None of us is bulletproof - advice for founders

By Patrick Hall

I had lunch recently with an investor who expressed frustration about founders of startups and scale-ups.

They are not a fund partner, nor VC or from the Private Equity world. No, they actually built a business of value and lived it for the whole journey through to an ultimate sale and cash out for a significant sum, thus giving them space and funds to invest in other businesses. Cards on the table, I prefer such investors as they’ve been through it personally, rolled the sleeves up. Experience brings empathy at a level that is irreplaceable. This gives them a powerful edge in mentoring founders, who often are sorely lacking sounding boards on the roller coaster ride.

So, why was this investor so frustrated when I met them? Could it have been that they wanted to vent along the lines of my own common frustration with founders focussed on raising round after round of funding without actually building a business that generates revenues? Not that day, though certainly something I may write about another time!

No, they were frustrated with founders pretending they are bulletproof.

What did he mean by bulletproof?

He explained that in the startup and scale-up ecosystems he sees, there is huge emphasis on such things as prizes, awards, competitive grants, places on programmes to accelerate, incubate, develop etc. So many people vested in a cycle with recognition at the core.

We both agreed that such programmes are of great value, not least in recognition and inspiration for and from lauding successes.
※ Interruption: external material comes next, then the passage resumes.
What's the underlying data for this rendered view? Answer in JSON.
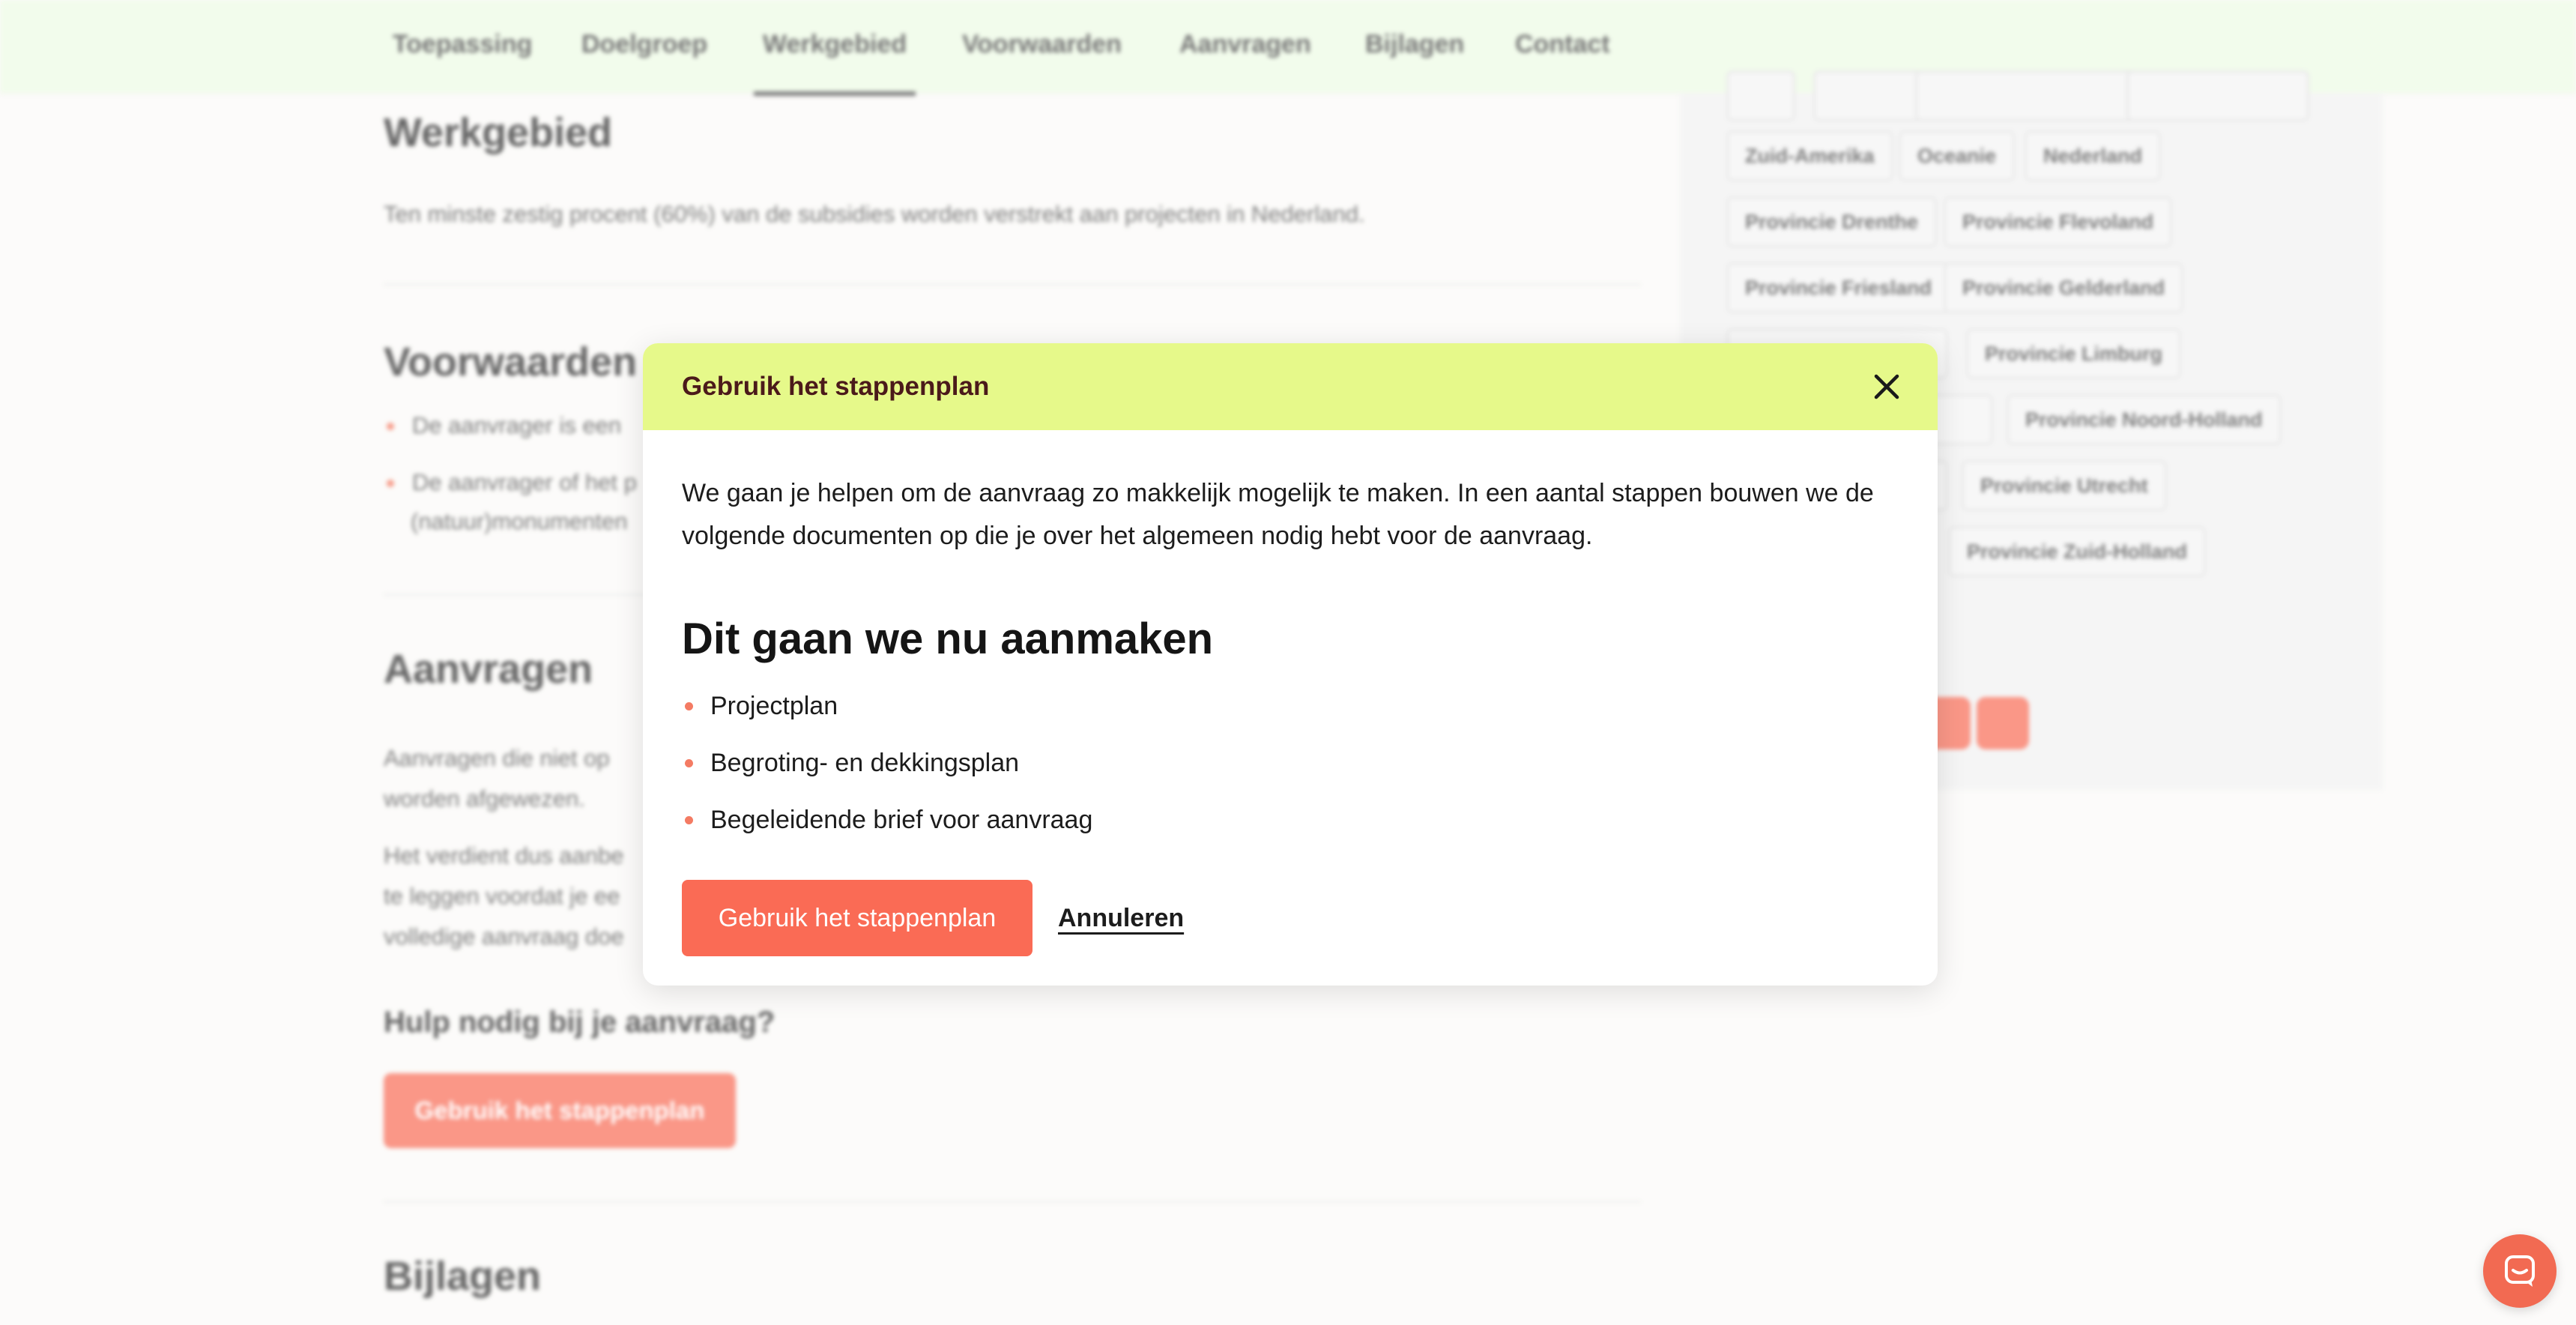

However, all too often behind the smiles while holding trophies on the podium is a founder who is, in reality, highly stressed, anxious, struggling to build a successful business. Often founders feel somewhat helpless and even hopeless and even quite alone with nobody to talk to.

At our lunch, then, we both reflected on how prevalent such situations are, and we could have told each other story after(anonymised) story of founders in such situations and how it rarely ends well, either for the business or the founder personally.

My investor friend focussed his frustration, then, on “why do they feel they have to be bulletproof?!” One answer, they felt, was the need to keep up the smiling facade. Once fêted, lauded for their awards and successes, founders then find it hard to say to anybody: “actually, I’m having a hard time, the bullets are hitting me and they hurt”.

So, my best advice to founders is this.

None of us is bulletproof.

Share what has wounded you, ask for help, tell your investors, your team, your mentors where you are and.. ask. for. help.

As someone who has built and invested in businesses for decades, let me leave you with some of the key things I came to look for in investing in a business. You’ll see some unapologetic overlap and repetition here, these points bear repeating:

  • Investors invest in the founder more than the business idea.
  • A Warren Buffett maxim. Invest in management.
  • Be Authentic
  • All relationships are based on trust, and trust cannot be built without authenticity. Tell us your truth, your story, warts and all. We need to trust you.
  • Show me you’ve failed and how you’ve learned from it
  • It is empirically shown again and again that business founders are more likely to succeed if they have failed before and learned from it.
  • Improve, don’t Prove
  • Growth Mindset = always looking to Improve = Investable
  • Fixed Mindset = need to always Prove = Bulletproof = NOT Investable
  • If your first business fails and I lost all my investment, show me you made your best effort and (key) have learned from the experience and I will be highly likely to invest in you the next time.
  • Bulletproof founders can’t be trusted
  • If you try to convince investors you have all the answers and that you are bulletproof, you ain’t fooling us.
  • Worse, we can’t trust you to tell us when things aren’t working so that we can be part of your choices, whether that is to change course or stay the course.
  • There is so much talk around terms such as “agile” and “fail fast”, so let me boil it down for founders. You need to tell us when things aren’t working, and early, not later once it is too bad to hide any longer.

I hope my unsubtle sledgehammer of advice may land with some founders and help.

Now, in closing, a little more advice.

For founders in those ecosystems, perhaps you look up at highly successful leaders and may think some of them are bulletproof. Remember, though, none of us are.

Ok, some leaders wear pretty convincing masks of being bulletproof and have levels of monetary and other “success”. Others, though, are successful for different reasons.

My work with leaders is with those who are successful and are self-aware, where their confidence comes from knowing who they are, being authentic, building trust with others and more. As I put it on my #BeMoreYou page, they are Hungry, Humble, Brave and Open.

So, founders, what would it feel like to drop the bulletproof attitude and be those four characteristics for success? I can feel the sighs of relief already.